Before being knocked down in the first round of his heavyweight division bout, Curtis McPaters, 21, of Hedgesville, W.Va., said he trained for the past three or four months in the basement with a buddy to get ready for his first Toughman competition.

The former high school wrestler said he never thought he would get into boxing, but decided he just wanted to try it.

Though he left the ring with a bloody nose thanks to three-time Toughman fighter, Bryan Biggs, McPaters vowed he would be back.

Biggs, 33,  who finished second two years ago, said he has aspirations to go professional.

"If I have another good showing, (Thomas) will promote me, and I can go pro, that's my whole goal right now," Biggs said.

Describing himself as a competitive person, Biggs said he actually doesn't like to fight, but doesn't back down, either.

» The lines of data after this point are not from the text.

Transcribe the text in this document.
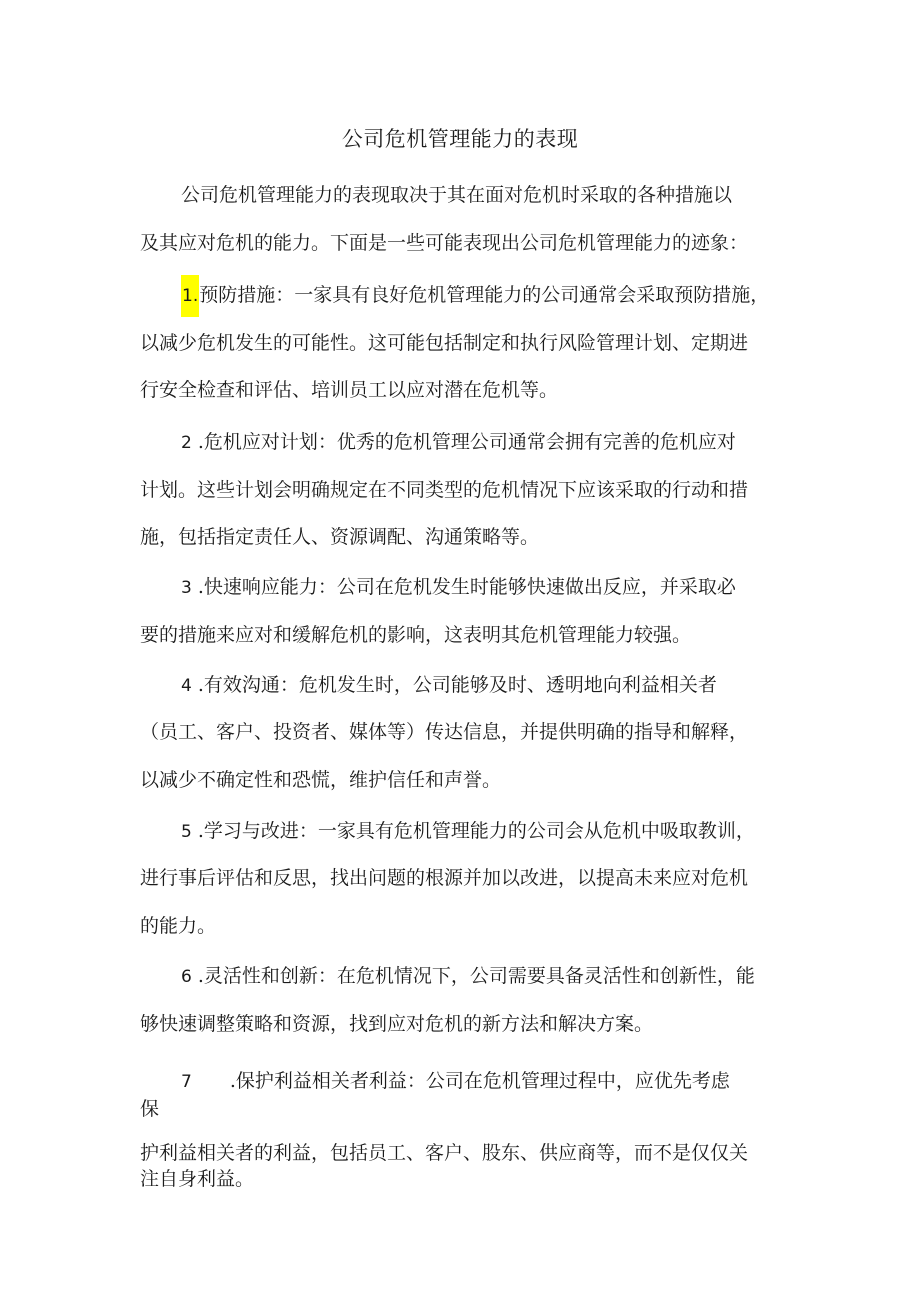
公司危机管理能力的表现
公司危机管理能力的表现取决于其在面对危机时采取的各种措施以
及其应对危机的能力。下面是一些可能表现出公司危机管理能力的迹象：
1.预防措施：一家具有良好危机管理能力的公司通常会采取预防措施，
以减少危机发生的可能性。这可能包括制定和执行风险管理计划、定期进
行安全检查和评估、培训员工以应对潜在危机等。
2 .危机应对计划：优秀的危机管理公司通常会拥有完善的危机应对
计划。这些计划会明确规定在不同类型的危机情况下应该采取的行动和措
施，包括指定责任人、资源调配、沟通策略等。
3 .快速响应能力：公司在危机发生时能够快速做出反应，并采取必
要的措施来应对和缓解危机的影响，这表明其危机管理能力较强。
4 .有效沟通：危机发生时，公司能够及时、透明地向利益相关者
（员工、客户、投资者、媒体等）传达信息，并提供明确的指导和解释，
以减少不确定性和恐慌，维护信任和声誉。
5 .学习与改进：一家具有危机管理能力的公司会从危机中吸取教训，
进行事后评估和反思，找出问题的根源并加以改进，以提高未来应对危机
的能力。
6 .灵活性和创新：在危机情况下，公司需要具备灵活性和创新性，能
够快速调整策略和资源，找到应对危机的新方法和解决方案。
7 .保护利益相关者利益：公司在危机管理过程中，应优先考虑
保
护利益相关者的利益，包括员工、客户、股东、供应商等，而不是仅仅关
注自身利益。
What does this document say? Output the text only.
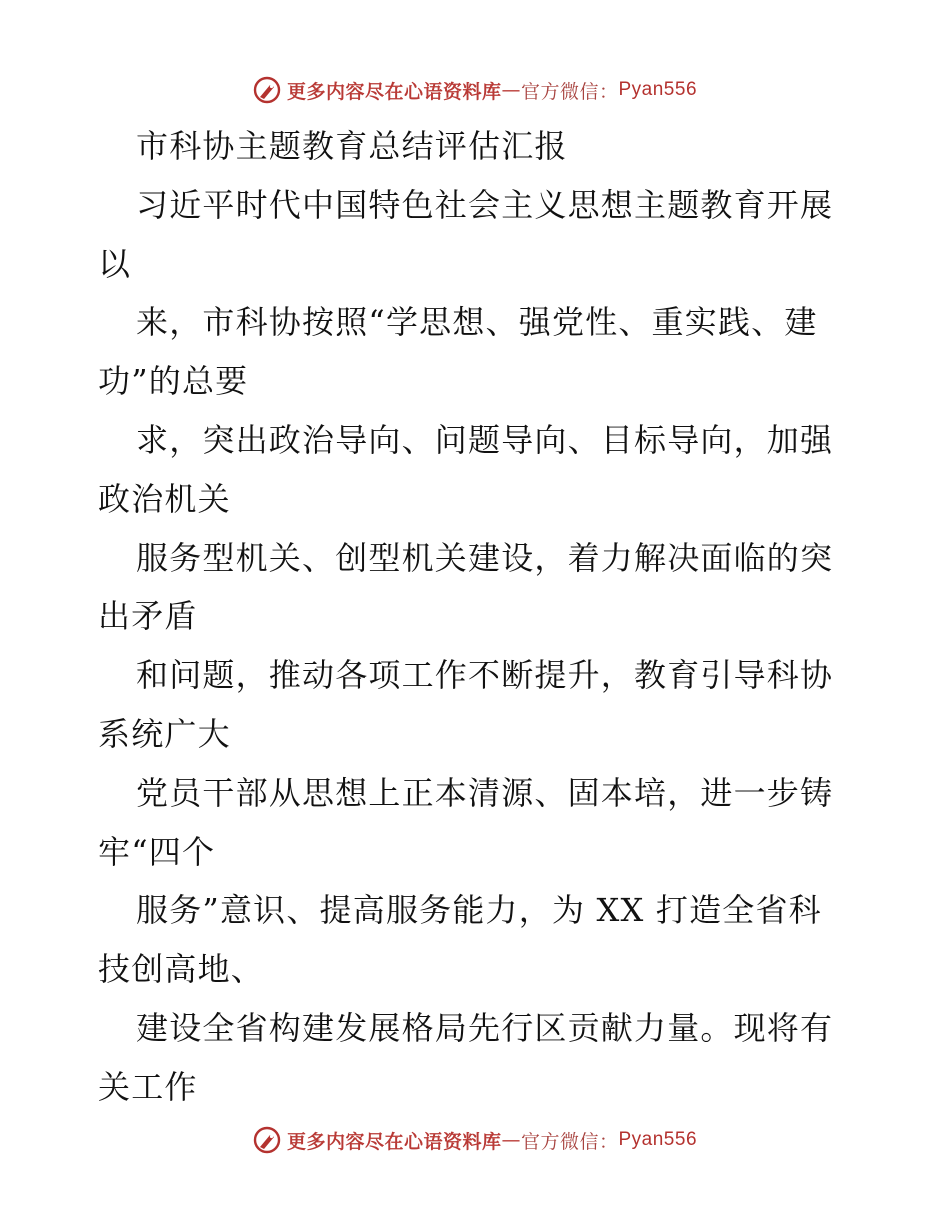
更多内容尽在心语资料库 — 官方微信： Pyan556
市科协主题教育总结评估汇报
习近平时代中国特色社会主义思想主题教育开展
以
来，市科协按照“学思想、强党性、重实践、建
功”的总要
求，突出政治导向、问题导向、目标导向，加强
政治机关
服务型机关、创型机关建设，着力解决面临的突
出矛盾
和问题，推动各项工作不断提升，教育引导科协
系统广大
党员干部从思想上正本清源、固本培，进一步铸
牢“四个
服务”意识、提高服务能力，为 XX 打造全省科
技创高地、
建设全省构建发展格局先行区贡献力量。现将有
关工作
更多内容尽在心语资料库 — 官方微信： Pyan556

Michael Plum of Greencastle, Pa., credited his interest in fighting to his "old man."

"He just had a reputation for it," Plum said, smiling.

In his first Toughman, Plum said he finished third and didn't train for it.

This year, he didn't bother training, either.

The 27-year-old landscaper's strategy was simple — "Go out there and do my best."

In about 20 years of volunteering for the event, Rescue Chief Mary Lou Largent of the Baker Heights Volunteer Fire Department said one of the most serious medical emergencies was actually when a spectator went into cardiac arrest.  

"We used a defibrillator on her and got her back, and she lived to be able to tell about it," Largent said.